For every pixel of the output image, we have a random normal. It can be offset as well.
float3 fres = normalize(noise*2) - float3(1.0, 1.0, 1.0);
float3 ep = float3(input.TexCoord,currentPixelDepth);
Then, my source has the sample radius depend on the depth - the bigger the depth, the bigger the radius to sample. This is a good idea, because
for things far away, distance in screen space may result in large distance in world space.
For rad my source uses a value of 0.006, which seems to be arbitrarily chosen.
float radD = rad/currentPixelDepth;
Step 2: The loop
Now, for every pixel, we need to do some steps.
Before the loop is done, we define our accumulator variables.
float bl = 0.0f;
float occluderDepth, depthDifference, normDiff;
How many iterations the loop should have can be decided by you. The more the better regarding the quality of the effect.
For more than 16 samples, you will need a bigger random vector than I do.
for(int i=0; i<9;++i)
{
// Chose a vector from the hemisphere and reflect with noise vector
float3 ray = radD*reflect(pSphere[i],fres);
// When the ray leaves the hemisphere, its direction is changed
float3 se = ep + sign(dot(ray,norm) )*ray;
// Get depth value of occluder
float3 occluderFragment = tex2D(depthSampler,se.xy);
// Get normal of the occluder
float3 occNorm = tex2D(normalSampler,se.xy).rgb;
// When the difference is negative, the occluder is behind the current source pixel surface
depthDifference = currentPixelDepth-occluderFragment.r;
// Dot product as a weight
normDiff = (1.0-dot(occNorm,norm));
// the falloff equation, starts at falloff and is kind of 1/x^2 falling
bl += step(falloff,depthDifference)*normDiff*(1.0-smoothstep(falloff,strength,depthDifference));
}
The last step is important to have a smooth falloff. My falloff is 0.000002.
Step 3: Finish
After the loop, the occlusion value gets multiplied with an intensity factor and divided by the sample count-
strength is 0.07 here, totStrength is 1.38.
You can just return a single float, but take a look at my next post why I am already using a vector.

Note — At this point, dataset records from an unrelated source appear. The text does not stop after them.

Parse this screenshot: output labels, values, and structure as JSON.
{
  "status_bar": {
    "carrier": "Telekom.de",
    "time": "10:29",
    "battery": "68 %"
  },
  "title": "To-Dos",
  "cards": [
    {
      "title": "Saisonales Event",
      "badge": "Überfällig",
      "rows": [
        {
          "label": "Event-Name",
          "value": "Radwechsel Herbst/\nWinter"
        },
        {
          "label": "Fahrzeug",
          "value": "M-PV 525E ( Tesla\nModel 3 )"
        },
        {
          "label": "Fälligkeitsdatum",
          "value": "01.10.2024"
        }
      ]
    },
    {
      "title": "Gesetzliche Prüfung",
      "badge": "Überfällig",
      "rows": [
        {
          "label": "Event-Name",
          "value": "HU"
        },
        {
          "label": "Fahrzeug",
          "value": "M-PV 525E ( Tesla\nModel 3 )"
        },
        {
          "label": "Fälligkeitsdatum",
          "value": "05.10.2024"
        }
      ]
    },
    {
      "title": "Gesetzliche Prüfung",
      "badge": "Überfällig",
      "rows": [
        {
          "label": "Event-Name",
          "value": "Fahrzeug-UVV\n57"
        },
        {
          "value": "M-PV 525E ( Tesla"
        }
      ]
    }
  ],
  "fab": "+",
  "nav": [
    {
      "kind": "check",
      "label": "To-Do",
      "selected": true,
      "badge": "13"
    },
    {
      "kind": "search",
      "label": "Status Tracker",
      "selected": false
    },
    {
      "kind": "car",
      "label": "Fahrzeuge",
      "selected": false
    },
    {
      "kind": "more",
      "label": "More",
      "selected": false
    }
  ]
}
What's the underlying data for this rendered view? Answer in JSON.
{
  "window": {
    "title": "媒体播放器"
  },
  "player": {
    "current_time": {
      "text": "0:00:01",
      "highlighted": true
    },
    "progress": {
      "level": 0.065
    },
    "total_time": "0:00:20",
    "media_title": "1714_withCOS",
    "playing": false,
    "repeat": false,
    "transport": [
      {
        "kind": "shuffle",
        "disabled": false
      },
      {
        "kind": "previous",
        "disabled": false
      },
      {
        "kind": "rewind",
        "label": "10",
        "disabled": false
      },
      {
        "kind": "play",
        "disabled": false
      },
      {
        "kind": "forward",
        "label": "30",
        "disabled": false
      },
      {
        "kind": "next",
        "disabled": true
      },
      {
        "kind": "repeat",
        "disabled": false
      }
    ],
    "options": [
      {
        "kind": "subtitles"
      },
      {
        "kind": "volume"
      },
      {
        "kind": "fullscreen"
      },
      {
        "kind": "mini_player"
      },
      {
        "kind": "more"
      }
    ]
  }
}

float ao = 1.0-totStrength*bl*invSamples;
return float4(ao,ao,ao,ao);
That was easy
That's it. How many lines of code, 15? Of course this technique is not free from flaws and artifacts.
Just changing the radius too much leads to a lot of unwanted occlusion artifacts and since only
screen space is treated, only visible things have an effect.
I experiences some edge bleeding artifacts when depth values differ too much (?) that
even an additional blur pass was not able to mitigate (visible in the picutres below).
XNA 4.0 also only supports shader model 4.0, which means limited instruction count, which limits the quality of such an effect.
An additional blur pass is a must, though.